Even Seaburn found herself succumbing to LA's idealised image of beauty.
"I found myself trying to look thinner, getting more highlights in my hair," she says. "But, is that the definition of beauty? [shouldn't it be about] looking nice and being healthy, fit and confident?"
She was relieved to find that, upon moving back to Australia, being healthy, fit and confident seems to be where the emphasis lies.
"Women here are more healthy looking," Seaburn says. "They all start to look the same over there."
Seaburn's top tips for natural beauty
1. Take care in the sun. "The number one tip is sun block. Use one with zinc because that acts as a physical barrier."
2. Activity is the key to positivity. "Exercise and be happy."
3. Exfoliate twice a week. "A lot of women over-exfoliate using harsh scrubs. I used an enzyme peel on Teri. It's non-inflammatory."
4. Remember that beauty is a combination of inner and outer care. "For inner care, lots of green vegies, protein and water."
5. Get rid of unnecessary product. "Spend less on your cleanser and cut out your toner. Toners are a nice way to refresh and mop up oil on oily skin, but they don't do anything. They won't make you look younger."

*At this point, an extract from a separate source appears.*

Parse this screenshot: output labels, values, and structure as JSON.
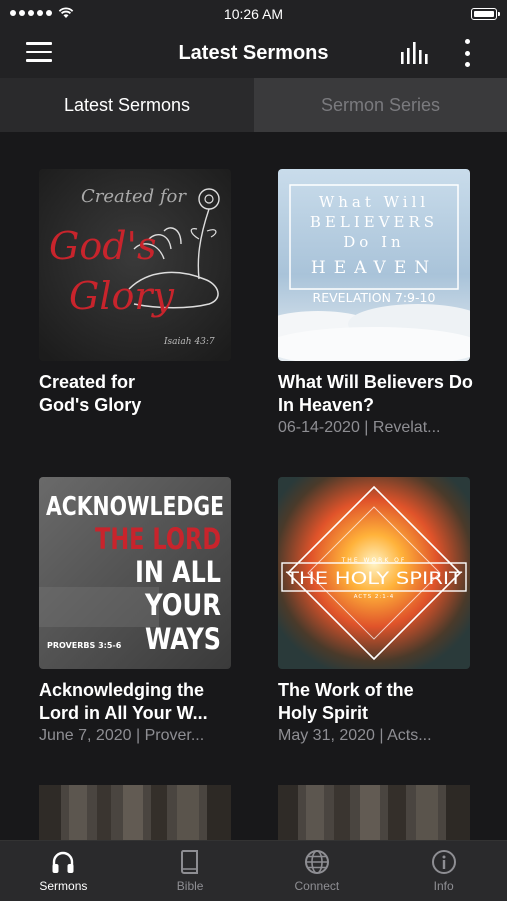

6. Keep an eye out for hyaluronic acid. "That's the number one thing in moisturiser that will plump your skin ... I used it on Teri too."
7. Look for natural products. "Chemical-based products can iritate the skin causing inflammation which causes aging. [They can] cause more damage in the end."

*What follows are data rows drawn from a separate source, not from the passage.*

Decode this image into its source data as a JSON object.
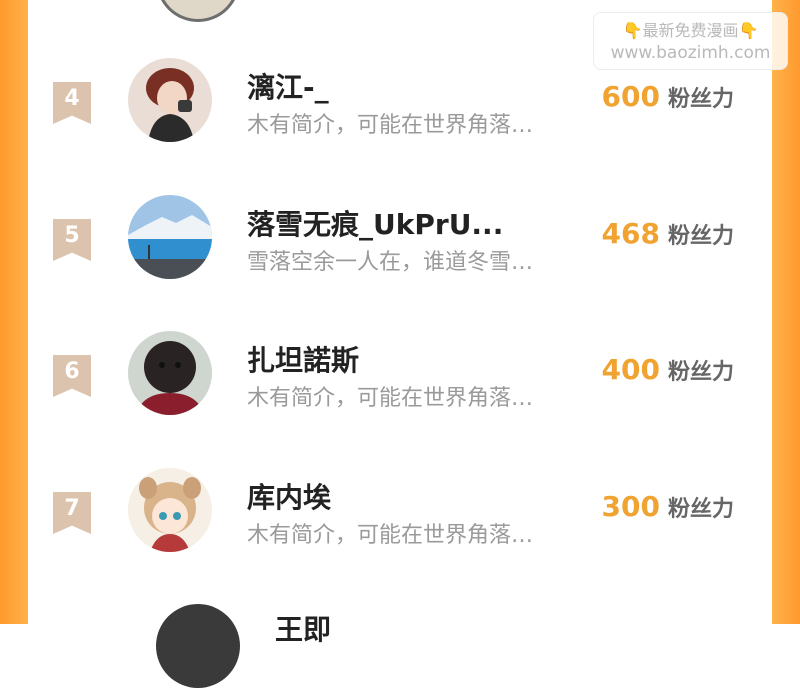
{
  "watermark": {
    "line1": "最新免费漫画",
    "line2": "www.baozimh.com",
    "icon": "pointing-down-hand-icon"
  },
  "fans_label": "粉丝力",
  "colors": {
    "frame": "#ff9a2e",
    "rank_badge": "#dcc3ad",
    "fans_number": "#f0a330",
    "bio_text": "#9a9a9a"
  },
  "list": [
    {
      "rank": "4",
      "name": "漓江-_",
      "bio": "木有简介，可能在世界角落…",
      "fans": "600"
    },
    {
      "rank": "5",
      "name": "落雪无痕_UkPrU...",
      "bio": "雪落空余一人在，谁道冬雪…",
      "fans": "468"
    },
    {
      "rank": "6",
      "name": "扎坦諾斯",
      "bio": "木有简介，可能在世界角落…",
      "fans": "400"
    },
    {
      "rank": "7",
      "name": "库内埃",
      "bio": "木有简介，可能在世界角落…",
      "fans": "300"
    }
  ],
  "partial_bottom": {
    "name": "王即"
  }
}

8. Update your skincare regime. "My advice is: instead of cleanse, tone, moisturise; cleanse, serum, moisturise."
9. Invest in a good serum. "It's worth spending money on a vitamin A serum - look for a high retinol percentage. Every celebrity in Hollywood would be putting that on their skin. Or use an antioxidant serum - look for vitamins C and E, Co Q10, green tea or peptides."
10. Change up your routine seasonally. "In winter surface dehydration elements can cause breakouts. Because the skin send signals to the oil glands [and they can overproduce oil to compensate for dryness]. A hydrating mist can help prevent breakouts.